Utility EnBW has been very active in Germany and internationally on geothermal energy development in Germany, e.g. also operating a geothermal plant in Bruchsal near Karlsruhe, Germany. But the company is also active internationally, e.g. in France.
Recently news reported on competing applications for a geothermal license in the Heidelberg-Mannheim-Schwetzingen area by private developer Deutsche Erdwärme on the one hand and EnBW and local utility MVV. Due to overlaps in the applications for the mining exploration permit, the responsible state office in Freiburg had to decide which of the two would be involved and rejected the application from Deutsche Erdwärme (energate reported). In the Energate interview with Thomas Kölbel, EnBW’s group geothermal expert, talks about the plans of EnBW and MVV.
Mr. Kölbel, is the permit from Freiburg the first major deep geothermal project for EnBW?
EnBW Research & Development has been dealing with geothermal energy for a long time. For example, we have been operating a geothermal system for electricity production together with our partner Electricté de Strasbourg in Soultz-sous-Forets, Alsace, since 2008. At the site, thermal water is pumped from a depth of around 5,000 meters through several wells and also reinjected. In Bruchsal, too, we operate a geothermal system together with the municipal utilities, which not only provides electricity but also heat to supply a police barracks. The thermal water is pumped from a depth of 2,500 meters at a temperature of around 125 degrees Celsius and returned to the thermal aquifer via a second borehole.
What are your plans specifically? How is the cooperation with MVV structured?
The Upper Rhine Graben is an area in Germany with a particularly attractive supply of natural geothermal energy. The Freiburg Regional Council, State Office for Geology, Raw Materials and Mining (LGRB) is responsible for developing this heat potential. The Freiburg Regional Council has released the license for the “Hardt” field (formerly “Schwetzingen”) for re-allocation. The exploration area is around 270 square kilometers and affects parts of the municipalities of Mannheim, Heidelberg, Brühl, Edingen-Neckarhausen, Eppelheim, Hockenheim, Ketsch, Ladenburg, Oftersheim, Plankstadt, Sandhausen, Schwetzingen, Altlußheim, Neulußheim and Reilingen.

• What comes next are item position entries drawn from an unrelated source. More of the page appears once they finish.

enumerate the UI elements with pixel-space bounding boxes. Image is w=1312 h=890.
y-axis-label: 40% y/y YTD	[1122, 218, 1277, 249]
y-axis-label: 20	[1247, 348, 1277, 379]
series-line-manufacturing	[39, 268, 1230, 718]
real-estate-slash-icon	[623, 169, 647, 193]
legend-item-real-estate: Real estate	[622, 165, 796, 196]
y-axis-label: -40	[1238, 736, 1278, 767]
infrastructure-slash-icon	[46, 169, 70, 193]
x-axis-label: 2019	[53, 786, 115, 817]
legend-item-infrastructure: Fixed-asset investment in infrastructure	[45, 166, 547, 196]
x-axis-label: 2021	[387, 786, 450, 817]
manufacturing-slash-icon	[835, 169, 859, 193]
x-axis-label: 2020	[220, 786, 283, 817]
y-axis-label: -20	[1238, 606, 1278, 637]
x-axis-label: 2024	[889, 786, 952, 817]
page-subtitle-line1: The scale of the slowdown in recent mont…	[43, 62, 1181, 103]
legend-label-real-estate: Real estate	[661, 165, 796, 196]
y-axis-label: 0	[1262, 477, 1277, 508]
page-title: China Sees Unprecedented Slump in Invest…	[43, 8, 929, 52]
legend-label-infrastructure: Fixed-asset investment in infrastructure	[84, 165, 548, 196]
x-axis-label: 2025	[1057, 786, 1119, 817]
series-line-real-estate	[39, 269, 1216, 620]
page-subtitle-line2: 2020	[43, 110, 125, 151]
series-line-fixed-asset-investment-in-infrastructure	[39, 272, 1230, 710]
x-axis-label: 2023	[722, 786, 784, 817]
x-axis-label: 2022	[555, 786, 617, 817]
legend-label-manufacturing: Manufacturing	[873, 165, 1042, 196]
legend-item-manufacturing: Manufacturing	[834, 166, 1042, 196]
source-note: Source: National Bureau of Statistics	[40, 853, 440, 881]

MVV and EnBW submitted a joint application for permission to the State Mining Office in mid-September 2019. The two regional energy companies are ready to examine the possibilities and potential of this renewable energy in the region in a responsible and open-minded manner. The prerequisite for us is the common will and the common goal with the municipalities involved. The authority is currently deciding on the granting of a permit. Should we receive the exploration permit, geological and hydrogeological preliminary investigations over the entire exploration area as well as economic feasibility studies are due.

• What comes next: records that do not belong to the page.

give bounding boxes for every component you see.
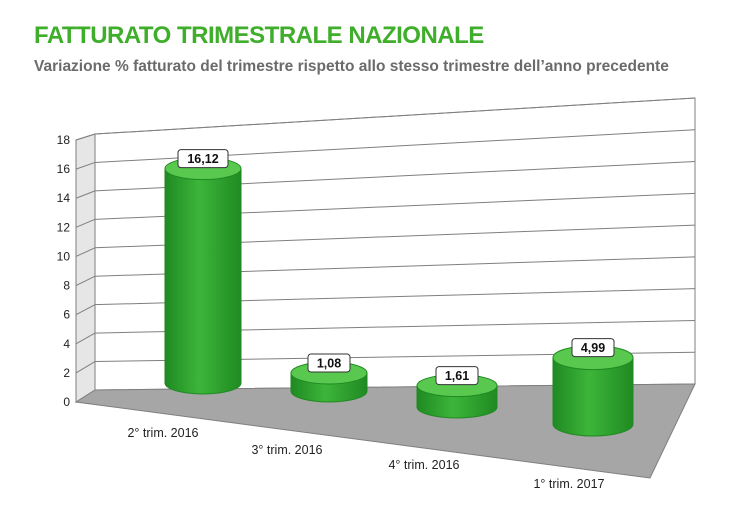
gridline-side [75, 190, 96, 199]
value-label-box [571, 338, 615, 358]
value-label: 1,61 [445, 369, 469, 383]
gridline-side [75, 247, 96, 257]
y-tick-label: 8 [63, 279, 70, 293]
bar-body [552, 357, 634, 437]
gridline-side [75, 133, 96, 141]
chart-subtitle: Variazione % fatturato del trimestre ris… [34, 58, 669, 75]
value-label: 16,12 [187, 152, 218, 166]
y-tick-label: 18 [57, 133, 71, 147]
value-label-box [177, 149, 229, 169]
x-axis-ticks: 2° trim. 2016 3° trim. 2016 4° trim. 2016 1… [127, 426, 604, 491]
x-tick-label: 1° trim. 2017 [533, 477, 604, 491]
bar [164, 157, 242, 395]
gridline-side [75, 332, 96, 345]
gridline-side [75, 218, 96, 228]
value-label-box [435, 366, 479, 386]
value-label-box [307, 353, 351, 373]
gridline-side [75, 161, 96, 170]
bar-body [164, 168, 242, 395]
x-tick-label: 4° trim. 2016 [388, 458, 459, 472]
gridline [94, 97, 696, 135]
y-tick-label: 2 [63, 366, 70, 380]
value-label: 4,99 [581, 341, 605, 355]
x-tick-label: 3° trim. 2016 [251, 443, 322, 457]
y-tick-label: 16 [57, 162, 71, 176]
side-wall [75, 133, 96, 403]
y-tick-label: 14 [57, 191, 71, 205]
bar [552, 345, 634, 437]
gridline-side [75, 304, 96, 316]
y-tick-label: 0 [63, 395, 70, 409]
gridline-side [75, 275, 96, 287]
x-tick-label: 2° trim. 2016 [127, 426, 198, 440]
gridline-side [75, 361, 96, 374]
value-label: 1,08 [317, 357, 341, 371]
y-axis-ticks: 0 2 4 6 8 10 12 14 16 18 [57, 133, 71, 409]
y-tick-label: 10 [57, 249, 71, 263]
value-labels: 16,12 1,08 1,61 4,99 [177, 149, 615, 386]
y-tick-label: 12 [57, 220, 71, 234]
bars [164, 157, 634, 437]
y-tick-label: 4 [63, 337, 70, 351]
chart-title: FATTURATO TRIMESTRALE NAZIONALE [34, 22, 484, 49]
y-tick-label: 6 [63, 308, 70, 322]
floor [74, 383, 696, 479]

Only then would the permit for the necessary boreholes and geothermal energy use as well as integration into the existing district heating network be given for the most suitable location. It is important for MVV and EnBW to provide the municipalities involved with extensive information before and during the approval process. Investment decisions can only be made after submission of the approval notice from the authority and based on the results of the preliminary investigations.

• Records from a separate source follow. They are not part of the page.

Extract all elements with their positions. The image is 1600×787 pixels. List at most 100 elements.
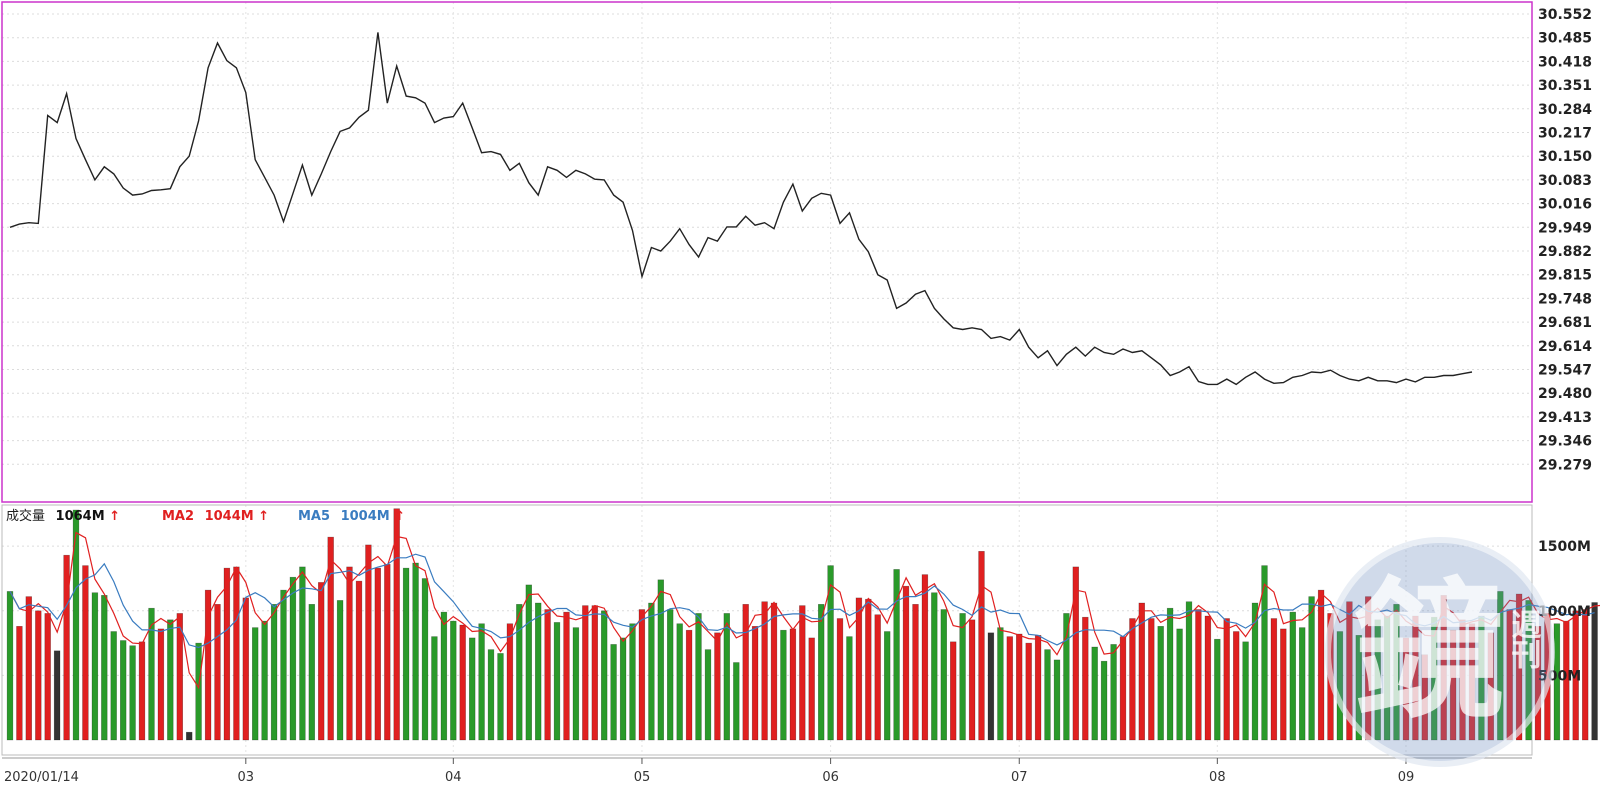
volume-bar [534, 602, 542, 741]
volume-bar [629, 623, 636, 741]
volume-bar [336, 600, 344, 741]
price-y-tick-label: 30.083 [1538, 173, 1592, 189]
volume-bar [138, 641, 146, 741]
price-y-tick-label: 30.016 [1538, 197, 1592, 213]
price-y-tick-label: 29.815 [1538, 268, 1592, 284]
volume-bar [695, 613, 702, 741]
volume-bar [1185, 601, 1193, 741]
price-gridlines [2, 2, 1532, 502]
volume-bar [893, 569, 900, 741]
volume-bar [949, 641, 957, 741]
volume-bar [355, 580, 363, 741]
volume-bar [1582, 609, 1589, 741]
volume-bar [299, 566, 306, 741]
volume-bar [195, 642, 202, 741]
volume-bar [374, 567, 381, 741]
volume-bar [1119, 636, 1127, 741]
volume-bar [1034, 634, 1042, 741]
volume-bar [308, 603, 315, 741]
volume-bar [685, 629, 693, 741]
volume-bar [1072, 566, 1080, 741]
volume-bar [25, 596, 32, 741]
volume-bar [1308, 596, 1315, 741]
x-month-labels: 03 04 05 06 07 08 09 [238, 758, 1415, 785]
volume-bar [591, 605, 599, 741]
volume-bar [1025, 642, 1032, 741]
volume-bar [1006, 636, 1014, 741]
volume-bar [468, 637, 476, 741]
volume-bar [865, 598, 872, 741]
volume-bar [610, 644, 617, 741]
volume-bar [987, 632, 995, 741]
volume-bar [582, 605, 589, 741]
volume-bar [657, 579, 665, 741]
volume-bar [421, 578, 429, 741]
volume-bar [167, 619, 174, 741]
volume-bar [157, 628, 165, 741]
volume-bar [940, 609, 948, 741]
volume-bar [412, 562, 419, 741]
volume-bar [1563, 620, 1570, 741]
volume-bar [393, 508, 400, 741]
price-y-tick-label: 30.485 [1538, 31, 1592, 47]
volume-bar [327, 536, 334, 741]
volume-bar [252, 627, 259, 741]
volume-bar [402, 567, 410, 741]
price-y-tick-label: 30.217 [1538, 126, 1592, 142]
volume-bar [1280, 628, 1287, 741]
x-month-label: 06 [822, 770, 839, 785]
x-month-label: 05 [634, 770, 651, 785]
volume-bar [931, 592, 938, 741]
svg-text:MA2 1044M ↑: MA2 1044M ↑ [162, 509, 269, 524]
volume-bar [817, 603, 825, 741]
volume-bar [506, 623, 514, 741]
volume-bar [233, 566, 240, 741]
price-y-tick-label: 29.547 [1538, 363, 1592, 379]
volume-bar [1015, 633, 1023, 741]
price-panel-frame [1, 1, 1533, 503]
volume-bar [1157, 625, 1164, 741]
volume-bar [1166, 607, 1174, 741]
volume-bar [440, 611, 448, 741]
volume-bar [1591, 602, 1598, 741]
volume-bar [1242, 641, 1249, 741]
svg-text:MA5 1004M ↑: MA5 1004M ↑ [298, 509, 405, 524]
price-y-tick-label: 29.949 [1538, 220, 1592, 236]
volume-bar [638, 609, 646, 741]
volume-bar [1082, 616, 1089, 741]
volume-bar [1044, 649, 1051, 741]
volume-bar [82, 565, 89, 741]
volume-bar [572, 627, 580, 741]
volume-bar [487, 649, 495, 741]
volume-bar [242, 597, 249, 741]
price-y-tick-label: 30.351 [1538, 78, 1592, 94]
volume-bar [120, 640, 127, 741]
price-y-tick-label: 29.279 [1538, 457, 1592, 473]
volume-bar [855, 597, 863, 741]
volume-bar [1233, 631, 1240, 741]
volume-bar [836, 618, 844, 741]
legend-ma2-label: MA2 [162, 509, 194, 524]
volume-bar [1270, 618, 1278, 741]
volume-bar [676, 623, 683, 741]
volume-bar [148, 607, 155, 741]
volume-bar [1204, 615, 1212, 741]
price-y-tick-label: 29.413 [1538, 410, 1592, 426]
x-month-label: 03 [238, 770, 255, 785]
watermark-glyph: 鏡 [1354, 565, 1504, 739]
volume-bars [6, 508, 1598, 741]
x-month-label: 09 [1398, 770, 1415, 785]
volume-bar [1138, 602, 1146, 741]
volume-bar [1176, 628, 1183, 741]
volume-bar [959, 613, 966, 741]
volume-bar [53, 650, 61, 741]
volume-bar [751, 625, 759, 741]
x-month-label: 04 [445, 770, 462, 785]
price-y-tick-label: 30.150 [1538, 149, 1592, 165]
volume-bar [101, 594, 108, 741]
volume-bar [619, 637, 627, 741]
volume-bar [1223, 618, 1230, 741]
price-y-tick-label: 30.284 [1538, 102, 1592, 118]
volume-bar [761, 601, 768, 741]
volume-bar [35, 610, 42, 741]
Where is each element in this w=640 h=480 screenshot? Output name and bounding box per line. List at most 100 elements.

Now, Deutsche Erdwärme has said it is hoping, that you, as the largest energy supplier in Baden-Württemberg, will become more involved in public relations work on all aspects of deep geothermal energy. Perhaps you can briefly explain what potential you see in geothermal energy for a future energy supply in the country.
The Upper Rhine area in particular has unusually good geothermal properties: Here, the temperatures are by far the highest at a depth comparable to that in other regions in Germany. In addition, very good thermal aquifers have been confirmed there in a large number of projects. In addition to generating electricity, this natural resource is also very suitable for supplying heat, for example via large district heating systems. In the course of the energy transition, geothermal energy can also play an important role in the decarbonisation of the heating sector.
The questions were asked by Mareike Teuffer, energate editorial team in Essen.